Notice two things. First, as Bill Otis observes, the signing statement doesn’t claim the right not to notify Congress before releasing detainees. Instead, Obama merely demands the right to engage in swift negotiations regarding the circumstances of transfer. The president could act swiftly in conducting negotiations regarding the circumstances of detainee transfers and still comply with the congressional notification requirement before actually releasing anyone.

Second, and more fundamentally, a signing statement — whatever its words — cannot nullify the 30-day notification requirement. Signing statements may represent a sensible way to deal with legislation that, if interpreted one way is unconstitutional in the president’s view, but if interpreted in another way is not problematic. In that instance, it’s reasonable for the president, instead of vetoing the legislation, to sign it while adopting the construction that renders the law constitutional.

But there is only one way to construe a 30-day notification requirement. If the president believes a period that lengthy deprives him of the “flexibility” he needs, he should veto the law (whether the deprivation raises constitutional issues or not). He cannot lawfully sign the law and then ignore the 30-day period on the theory that it is too onerous.

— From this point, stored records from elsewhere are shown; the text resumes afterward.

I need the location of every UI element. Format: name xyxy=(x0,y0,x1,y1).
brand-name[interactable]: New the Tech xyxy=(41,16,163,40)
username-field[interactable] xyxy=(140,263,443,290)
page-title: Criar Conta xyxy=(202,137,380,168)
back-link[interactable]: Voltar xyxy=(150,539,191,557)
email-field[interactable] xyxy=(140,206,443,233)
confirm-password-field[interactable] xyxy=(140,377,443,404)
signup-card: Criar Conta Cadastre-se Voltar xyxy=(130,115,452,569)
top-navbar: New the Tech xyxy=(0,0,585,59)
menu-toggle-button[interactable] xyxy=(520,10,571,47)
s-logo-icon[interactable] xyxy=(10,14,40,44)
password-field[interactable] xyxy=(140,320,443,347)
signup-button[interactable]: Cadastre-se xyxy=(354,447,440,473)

Why didn’t Obama just veto the law? Because it added to his power. Previously, Congress had the power to block releases altogether. Through the legislation in question, Congress gave up that power in exchange for the notification requirement.

In other words, Obama took the five loaves of bread Congress gave him while intending all along to grab the one loaf it received in return, as soon as he felt the need to do so. But, as we have seen, the words of his signing statement, on their face, don’t negate the 30-day notice period. Perhaps Obama realized that a more explicit declaration would have been too transparently an improper use of a signing statement.

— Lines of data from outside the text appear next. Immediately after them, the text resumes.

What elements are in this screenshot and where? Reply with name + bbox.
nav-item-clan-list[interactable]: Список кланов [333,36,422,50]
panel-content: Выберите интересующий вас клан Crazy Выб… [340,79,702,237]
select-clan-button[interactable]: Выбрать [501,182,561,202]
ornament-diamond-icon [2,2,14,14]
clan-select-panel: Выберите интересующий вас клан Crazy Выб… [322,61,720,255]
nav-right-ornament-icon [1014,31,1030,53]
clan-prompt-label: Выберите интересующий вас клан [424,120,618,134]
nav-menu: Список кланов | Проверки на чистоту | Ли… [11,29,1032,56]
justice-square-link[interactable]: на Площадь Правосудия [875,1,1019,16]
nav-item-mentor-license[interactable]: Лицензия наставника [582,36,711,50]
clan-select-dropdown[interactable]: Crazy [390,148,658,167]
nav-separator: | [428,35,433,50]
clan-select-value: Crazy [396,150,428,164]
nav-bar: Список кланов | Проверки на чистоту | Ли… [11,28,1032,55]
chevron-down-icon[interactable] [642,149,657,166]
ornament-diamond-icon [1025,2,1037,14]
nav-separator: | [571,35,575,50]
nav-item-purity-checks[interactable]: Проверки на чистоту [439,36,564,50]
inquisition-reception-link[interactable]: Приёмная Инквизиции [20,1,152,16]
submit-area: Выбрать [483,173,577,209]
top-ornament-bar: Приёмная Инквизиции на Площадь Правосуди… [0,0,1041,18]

The administration’s latest legal defense of its violation the 30-day notice period is that:

[T]he notification requirement should be construed not to apply to this unique set of circumstances, in which the transfer would secure the release of a captive U.S. soldier and the Secretary of Defense, acting on behalf of the President, has determined that providing notice as specified in the statute could endanger the soldier’s life.

In these circumstances, delaying the transfer in order to provide the 30-day notice would interfere with the Executive’s performance of two related functions that the Constitution assigns to the President: protecting the lives of Americans abroad and protecting U.S. soldiers. Because such interference would significantly alter the balance between Congress and the President, and could even raise constitutional concerns, we believe it is fair to conclude that Congress did not intend that the Administration would be barred from taking the action it did in these circumstances.

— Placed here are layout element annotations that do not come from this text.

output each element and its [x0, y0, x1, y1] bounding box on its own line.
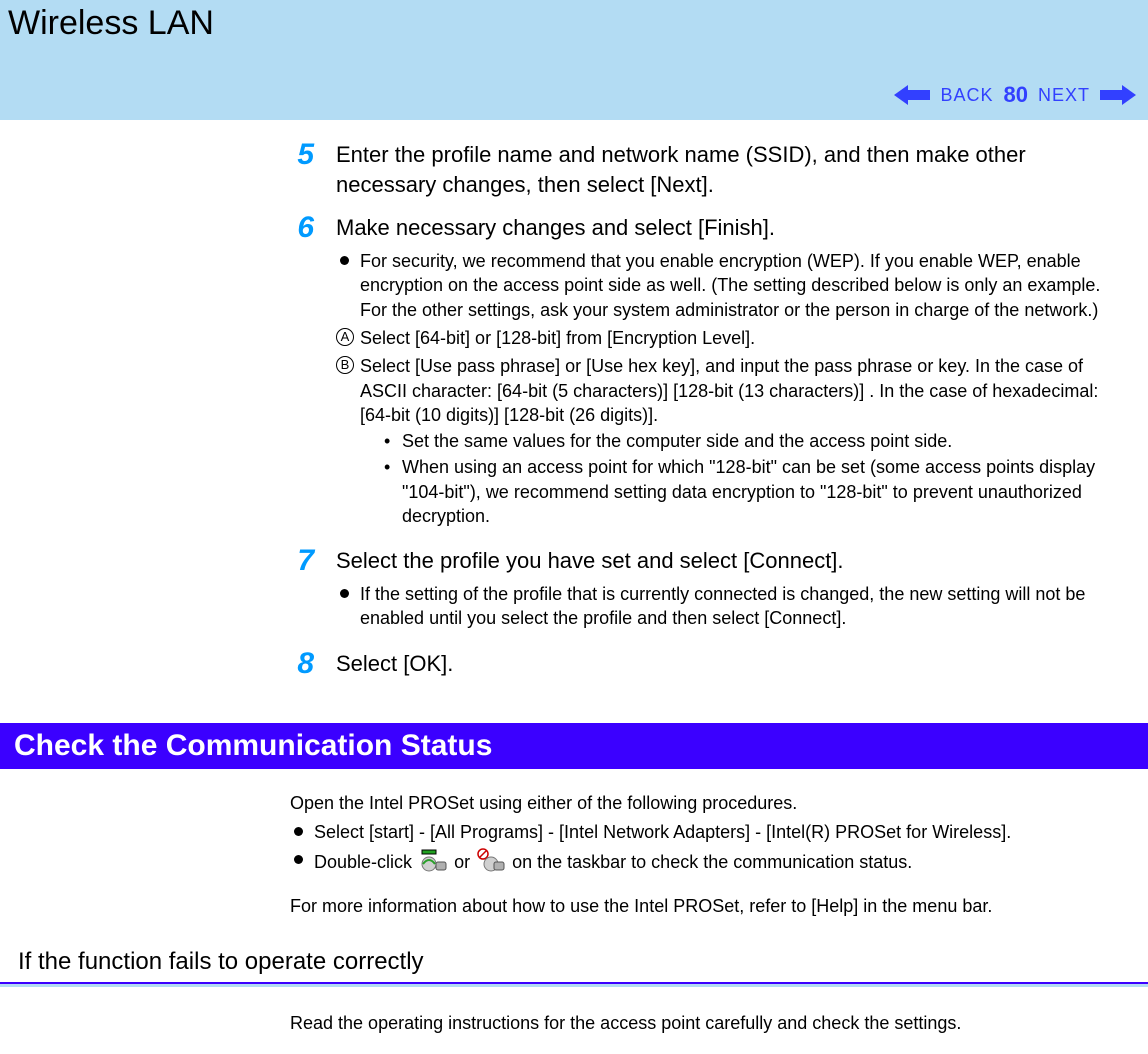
divider — [0, 982, 1148, 987]
subsection-title: If the function fails to operate correct… — [0, 920, 1148, 982]
step-text: Select [OK]. — [336, 649, 1130, 679]
circled-a-icon: A — [336, 328, 354, 346]
step-number: 7 — [290, 546, 314, 576]
step-text: Select the profile you have set and sele… — [336, 546, 1130, 576]
step-7: 7 Select the profile you have set and se… — [290, 546, 1130, 634]
arrow-next-icon[interactable] — [1100, 83, 1136, 107]
circled-item-b: B Select [Use pass phrase] or [Use hex k… — [336, 354, 1130, 528]
step-8: 8 Select [OK]. — [290, 649, 1130, 679]
section-body: Open the Intel PROSet using either of th… — [0, 791, 1148, 920]
step-5: 5 Enter the profile name and network nam… — [290, 140, 1130, 199]
wireless-disconnected-icon — [477, 848, 505, 878]
sub-bullet: When using an access point for which "12… — [384, 455, 1130, 528]
step-number: 8 — [290, 649, 314, 679]
wireless-connected-icon — [419, 848, 447, 878]
page-number: 80 — [1004, 82, 1028, 108]
step-number: 5 — [290, 140, 314, 170]
bullet-item: Select [start] - [All Programs] - [Intel… — [290, 820, 1130, 844]
bullet-b-mid: or — [454, 852, 475, 872]
step-text: Enter the profile name and network name … — [336, 140, 1130, 199]
back-link[interactable]: BACK — [940, 85, 993, 106]
sub-bullet: Set the same values for the computer sid… — [384, 429, 1130, 453]
circled-b-text: Select [Use pass phrase] or [Use hex key… — [360, 356, 1098, 425]
main-content: 5 Enter the profile name and network nam… — [0, 120, 1148, 713]
arrow-back-icon[interactable] — [894, 83, 930, 107]
bullet-item: If the setting of the profile that is cu… — [336, 582, 1130, 631]
nav-bar: BACK 80 NEXT — [894, 82, 1136, 108]
section-banner: Check the Communication Status — [0, 723, 1148, 769]
circled-item-a: A Select [64-bit] or [128-bit] from [Enc… — [336, 326, 1130, 350]
header-band: Wireless LAN BACK 80 NEXT — [0, 0, 1148, 120]
circled-a-text: Select [64-bit] or [128-bit] from [Encry… — [360, 328, 755, 348]
circled-b-icon: B — [336, 356, 354, 374]
section-intro: Open the Intel PROSet using either of th… — [290, 791, 1130, 816]
bullet-b-post: on the taskbar to check the communicatio… — [512, 852, 912, 872]
step-text: Make necessary changes and select [Finis… — [336, 213, 1130, 243]
section-more-info: For more information about how to use th… — [290, 894, 1130, 919]
step-6: 6 Make necessary changes and select [Fin… — [290, 213, 1130, 532]
bullet-item: For security, we recommend that you enab… — [336, 249, 1130, 322]
page-title: Wireless LAN — [0, 0, 1148, 43]
bullet-item: Double-click or on the taskbar t — [290, 848, 1130, 878]
subsection-body: Read the operating instructions for the … — [0, 1011, 1148, 1036]
next-link[interactable]: NEXT — [1038, 85, 1090, 106]
step-number: 6 — [290, 213, 314, 243]
subsection-text: Read the operating instructions for the … — [290, 1011, 1130, 1036]
bullet-b-pre: Double-click — [314, 852, 417, 872]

The President also has repeatedly expressed concerns regarding this notice requirement. . .To the extent that the notice provision would apply in these unique circumstances, it would trigger the very separation of powers concerns that the President raised in his signing statement.

But Congress’s 30 day notice requirement contains no exception for “unique circumstances.” As Ilya Somin points out, various national security legislation contains numerous provisions that can be waived in appropriate circumstances by the president or the secretary. But this law contains no such provision.

Thus, it is absurd for Team Obama to pretend to believe that Congress did not intend to bar the administration from failing to provide notification in “unique” circumstances. Congress expressed itself with extraordinary clarity here.

Somin goes on to argue, quite correctly, that “if the president can get around the law anytime he or the secretary of defense believe that it might save a soldier’s life, then he could disregard almost any congressional restrictions on war making.” For example, “President Bush and Secretary of Defense Donald Rumsfeld surely believed that their violations of congressional statutes barring torture of prisoners would help save soldiers’ lives.”

For Obama, saving American lives through the use of certain harsh interrogation techniques presumably wouldn’t cut it as an exigent circumstance that trumps the law. But releasing a deserter in exchange for five leading terrorists does.

That’s American exceptionalism in the time of Obama.